*Please note this question is about the Platt probabilistic output and SVM class assignment, not about the code or the package itself. It just happens to be the code where I stumbled on the issue.
In another question I asked about bad models coming from caret
and associated kernlab
when prob.model=TRUE
. I found the answer myself, in both stackoverflow and from Max Kuhn himself:
> predict(newSVM, df[43,-1]) [1] O32078 10 Levels: O27479 O31403 O32057 O32059 O32060 O32078 ... O32676 > predict(newSVM, df[43,-1], type = "probabilities") O27479 O31403 O32057 O32059 O32060 O32078 [1,] 0.08791826 0.05911645 0.2424997 0.1036943 0.06968587 0.1648394 O32089 O32663 O32668 O32676 [1,] 0.04890477 0.05210836 0.09838892 0.07284396
Note that, based on the probability model, the class with the largest probability is O32057 (p = 0.24) while the basic SVM model predicts O32078 (p = 0.16).
Somebody (maybe me) saw this discrepancy and that led to me to follow this rule:
if(prob.model = TRUE) use the class with the maximum probability else use the class prediction from ksvm().
Therefore:
predict(svm.m1, df[43,-1]) [1] O32057 10 Levels: O27479 O31403 O32057 O32059 O32060 O32078 ... O32676
Isn't that innacurate? kernlab
searches for the optimal probability cutoff that minimizes error, that's why the assigned class and the maximum probability don't match: they don't have to.
Check this reproducible example. I excluded two cherrypicked virginica
samples.
require(kernlab);require(caret);
#kernel=polynomial; degree=3; scale=0.1; C=0.31
set.seed(101);SVM<-ksvm(Species~., data=iris[-c(135,150),], kernel='polydot',C=.31, kpar=list( scale=.1, degree=3), prob.model=T)
Here's the resulting model
> SVM
Support Vector Machine object of class "ksvm"
SV type: C-svc (classification)
parameter : cost C = 0.31
Polynomial kernel function.
Hyperparameters : degree = 3 scale = 0.1 offset = 1
Number of Support Vectors : 58
Objective Function Value : -1.4591 -0.7955 -10.2392
Training error : 0.033784
Probability model included.
Now let's check the predicted class probabilities in those two samples
> predict(SVM, iris[c(135,150),-5], type="probabilities")
setosa versicolor virginica
[1,] 0.008286638 0.4414114 0.550302
[2,] 0.013824451 0.3035556 0.682620
And the class predictions
> predict(SVM, iris[c(135,150),-5])
[1] versicolor virginica
Levels: setosa versicolor virginica
Sample 150 was assigned to virginica
, with a class probability of around 0.68. Sample 135 was assigned to versicolor
with a probability of around 0.44, yet virginica
probability nicely sits around 0.55.
Looking at several CV folds, we perceive that kernlab only assigns virginica
when its probability is over a given value (way higher than 0.5). That's the cutoff I mentioned, and it happens thanks to the well known bad clustering in iris
between virginica
and versicolor
.
So, am I right on these suppositions and therefore is caret
class assignment model (maximum probability) wrong?
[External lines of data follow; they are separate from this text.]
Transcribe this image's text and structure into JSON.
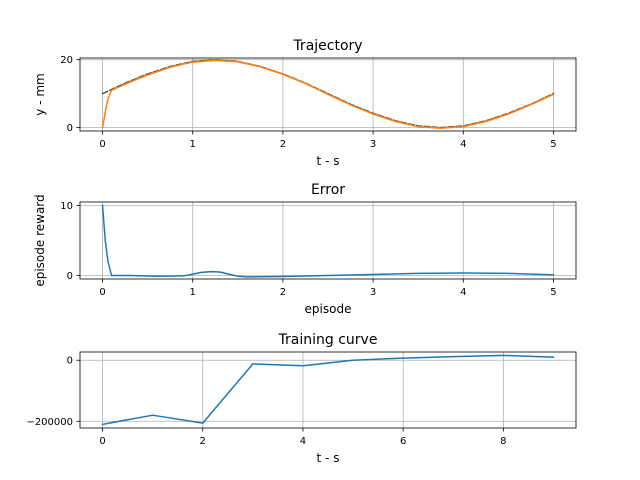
{
  "chart_data": [
    {
      "type": "line",
      "title": "Trajectory",
      "xlabel": "t - s",
      "ylabel": "y - mm",
      "xlim": [
        -0.25,
        5.25
      ],
      "ylim": [
        -1.0,
        20.5
      ],
      "xticks": [
        0,
        1,
        2,
        3,
        4,
        5
      ],
      "yticks": [
        0,
        20
      ],
      "grid": true,
      "series": [
        {
          "color": "#555555",
          "dash": true,
          "x": [
            0,
            0.25,
            0.5,
            0.75,
            1.0,
            1.25,
            1.5,
            1.75,
            2.0,
            2.25,
            2.5,
            2.75,
            3.0,
            3.25,
            3.5,
            3.75,
            4.0,
            4.25,
            4.5,
            4.75,
            5.0
          ],
          "y": [
            10.0,
            13.1,
            15.8,
            18.0,
            19.5,
            20.0,
            19.5,
            18.0,
            15.8,
            13.1,
            10.0,
            6.9,
            4.2,
            2.0,
            0.5,
            0.0,
            0.5,
            2.0,
            4.2,
            6.9,
            10.0
          ]
        },
        {
          "color": "#ff7f0e",
          "dash": false,
          "x": [
            0,
            0.03,
            0.06,
            0.1,
            0.25,
            0.5,
            0.75,
            1.0,
            1.25,
            1.5,
            1.75,
            2.0,
            2.25,
            2.5,
            2.75,
            3.0,
            3.25,
            3.5,
            3.75,
            4.0,
            4.25,
            4.5,
            4.75,
            5.0
          ],
          "y": [
            0.0,
            4.5,
            8.5,
            11.0,
            12.8,
            15.5,
            17.8,
            19.3,
            19.8,
            19.4,
            17.9,
            15.7,
            13.0,
            9.8,
            6.7,
            4.0,
            1.8,
            0.3,
            -0.2,
            0.3,
            1.8,
            4.0,
            6.8,
            9.8
          ]
        }
      ]
    },
    {
      "type": "line",
      "title": "Error",
      "xlabel": "episode",
      "ylabel": "episode reward",
      "xlim": [
        -0.25,
        5.25
      ],
      "ylim": [
        -0.5,
        10.5
      ],
      "xticks": [
        0,
        1,
        2,
        3,
        4,
        5
      ],
      "yticks": [
        0,
        10
      ],
      "grid": true,
      "series": [
        {
          "color": "#1f77b4",
          "dash": false,
          "x": [
            0,
            0.03,
            0.06,
            0.1,
            0.3,
            0.6,
            0.9,
            1.0,
            1.1,
            1.2,
            1.3,
            1.4,
            1.5,
            1.6,
            2.0,
            2.5,
            3.0,
            3.5,
            4.0,
            4.5,
            5.0
          ],
          "y": [
            10.0,
            5.0,
            2.0,
            0.0,
            0.0,
            -0.1,
            -0.05,
            0.2,
            0.45,
            0.55,
            0.5,
            0.2,
            -0.1,
            -0.2,
            -0.15,
            0.0,
            0.15,
            0.3,
            0.35,
            0.3,
            0.1
          ]
        }
      ]
    },
    {
      "type": "line",
      "title": "Training curve",
      "xlabel": "t - s",
      "ylabel": "",
      "xlim": [
        -0.45,
        9.45
      ],
      "ylim": [
        -222000,
        27000
      ],
      "xticks": [
        0,
        2,
        4,
        6,
        8
      ],
      "yticks": [
        -200000,
        0
      ],
      "ytick_labels": [
        "−200000",
        "0"
      ],
      "grid": true,
      "series": [
        {
          "color": "#1f77b4",
          "dash": false,
          "x": [
            0,
            1,
            2,
            3,
            4,
            5,
            6,
            7,
            8,
            9
          ],
          "y": [
            -210000,
            -180000,
            -206000,
            -12000,
            -18000,
            0,
            7000,
            12000,
            16000,
            10000
          ]
        }
      ]
    }
  ]
}
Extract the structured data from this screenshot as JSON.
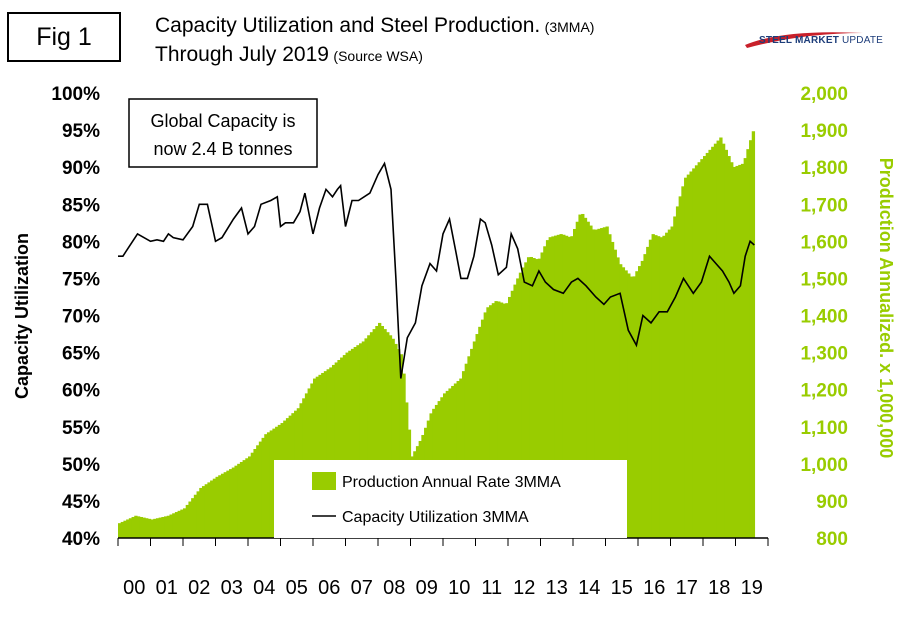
{
  "figure_label": "Fig 1",
  "title": {
    "line1_main": "Capacity Utilization and Steel Production.",
    "line1_small": "(3MMA)",
    "line2_main": "Through July 2019",
    "line2_small": "(Source WSA)"
  },
  "brand": {
    "bold": "STEEL MARKET",
    "light": "UPDATE",
    "logo": "swoosh-logo"
  },
  "colors": {
    "production": "#99cc00",
    "utilization": "#000000",
    "right_axis": "#99cc00",
    "left_axis": "#000000"
  },
  "chart_data": {
    "type": "bar",
    "title": "Capacity Utilization and Steel Production. (3MMA) Through July 2019",
    "annotation": [
      "Global Capacity is",
      "now 2.4 B tonnes"
    ],
    "ylabel": "Capacity Utilization",
    "ylabel_right": "Production Annualized. x 1,000,000",
    "ylim": [
      40,
      100
    ],
    "ylim_right": [
      800,
      2000
    ],
    "y_ticks": [
      "40%",
      "45%",
      "50%",
      "55%",
      "60%",
      "65%",
      "70%",
      "75%",
      "80%",
      "85%",
      "90%",
      "95%",
      "100%"
    ],
    "y_right_ticks": [
      "800",
      "900",
      "1,000",
      "1,100",
      "1,200",
      "1,300",
      "1,400",
      "1,500",
      "1,600",
      "1,700",
      "1,800",
      "1,900",
      "2,000"
    ],
    "categories": [
      "00",
      "01",
      "02",
      "03",
      "04",
      "05",
      "06",
      "07",
      "08",
      "09",
      "10",
      "11",
      "12",
      "13",
      "14",
      "15",
      "16",
      "17",
      "18",
      "19"
    ],
    "grid": false,
    "legend_position": "bottom-center",
    "series": [
      {
        "name": "Production Annual Rate 3MMA",
        "type": "bar",
        "axis": "right",
        "x": [
          2000.0,
          2000.5,
          2001.0,
          2001.5,
          2002.0,
          2002.5,
          2003.0,
          2003.5,
          2004.0,
          2004.5,
          2005.0,
          2005.5,
          2006.0,
          2006.5,
          2007.0,
          2007.5,
          2008.0,
          2008.4,
          2008.7,
          2008.85,
          2009.0,
          2009.3,
          2009.6,
          2010.0,
          2010.5,
          2011.0,
          2011.3,
          2011.6,
          2011.9,
          2012.3,
          2012.6,
          2012.9,
          2013.2,
          2013.6,
          2013.9,
          2014.2,
          2014.6,
          2015.0,
          2015.4,
          2015.8,
          2016.1,
          2016.4,
          2016.7,
          2017.0,
          2017.4,
          2017.8,
          2018.1,
          2018.5,
          2018.9,
          2019.2,
          2019.58
        ],
        "values": [
          840,
          860,
          850,
          860,
          880,
          935,
          965,
          990,
          1020,
          1080,
          1110,
          1150,
          1230,
          1260,
          1300,
          1330,
          1380,
          1340,
          1290,
          1150,
          1020,
          1070,
          1140,
          1190,
          1230,
          1350,
          1420,
          1440,
          1430,
          1510,
          1560,
          1550,
          1610,
          1620,
          1610,
          1680,
          1630,
          1640,
          1540,
          1500,
          1550,
          1620,
          1610,
          1640,
          1770,
          1810,
          1840,
          1880,
          1800,
          1810,
          1920
        ]
      },
      {
        "name": "Capacity Utilization 3MMA",
        "type": "line",
        "axis": "left",
        "x": [
          2000.0,
          2000.15,
          2000.3,
          2000.6,
          2001.0,
          2001.2,
          2001.4,
          2001.55,
          2001.7,
          2002.0,
          2002.3,
          2002.5,
          2002.75,
          2003.0,
          2003.2,
          2003.55,
          2003.8,
          2004.0,
          2004.2,
          2004.4,
          2004.7,
          2004.9,
          2005.0,
          2005.15,
          2005.4,
          2005.6,
          2005.75,
          2006.0,
          2006.2,
          2006.4,
          2006.6,
          2006.75,
          2006.85,
          2007.0,
          2007.2,
          2007.4,
          2007.75,
          2008.0,
          2008.2,
          2008.4,
          2008.55,
          2008.7,
          2008.9,
          2009.15,
          2009.35,
          2009.6,
          2009.8,
          2010.0,
          2010.2,
          2010.4,
          2010.55,
          2010.75,
          2010.95,
          2011.15,
          2011.3,
          2011.5,
          2011.7,
          2011.95,
          2012.1,
          2012.3,
          2012.5,
          2012.75,
          2012.95,
          2013.15,
          2013.4,
          2013.7,
          2013.95,
          2014.15,
          2014.4,
          2014.7,
          2014.95,
          2015.15,
          2015.45,
          2015.7,
          2015.95,
          2016.15,
          2016.4,
          2016.65,
          2016.9,
          2017.15,
          2017.4,
          2017.7,
          2017.95,
          2018.2,
          2018.4,
          2018.6,
          2018.8,
          2018.95,
          2019.15,
          2019.3,
          2019.45,
          2019.58
        ],
        "values": [
          78.0,
          78.0,
          79.0,
          81.0,
          80.0,
          80.2,
          80.0,
          81.0,
          80.5,
          80.2,
          82.0,
          85.0,
          85.0,
          80.0,
          80.5,
          83.0,
          84.5,
          81.0,
          82.0,
          85.0,
          85.5,
          86.0,
          82.0,
          82.5,
          82.5,
          84.0,
          86.5,
          81.0,
          84.5,
          87.0,
          86.0,
          87.0,
          87.5,
          82.0,
          85.5,
          85.5,
          86.5,
          89.0,
          90.5,
          87.0,
          75.0,
          61.5,
          67.0,
          69.0,
          74.0,
          77.0,
          76.0,
          81.0,
          83.0,
          78.5,
          75.0,
          75.0,
          78.0,
          83.0,
          82.5,
          79.5,
          75.5,
          76.5,
          81.0,
          79.0,
          74.5,
          74.0,
          76.0,
          74.5,
          73.5,
          73.0,
          74.5,
          75.0,
          74.0,
          72.5,
          71.5,
          72.5,
          73.0,
          68.0,
          66.0,
          70.0,
          69.0,
          70.5,
          70.5,
          72.5,
          75.0,
          73.0,
          74.5,
          78.0,
          77.0,
          76.0,
          74.5,
          73.0,
          74.0,
          78.0,
          80.0,
          79.5
        ]
      }
    ]
  }
}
EDIT: I've been experimenting with pairwise probability coupling of Platt scaling (logistic regression fit), isotononic regression and a model I'm working on. A weakness (?) I perceived in Platt's model is the probability isn't bound to be 0.5 when the binary SVM decision output is 0, which is the expected result as the instance would lie exactly on the separating hyperplane.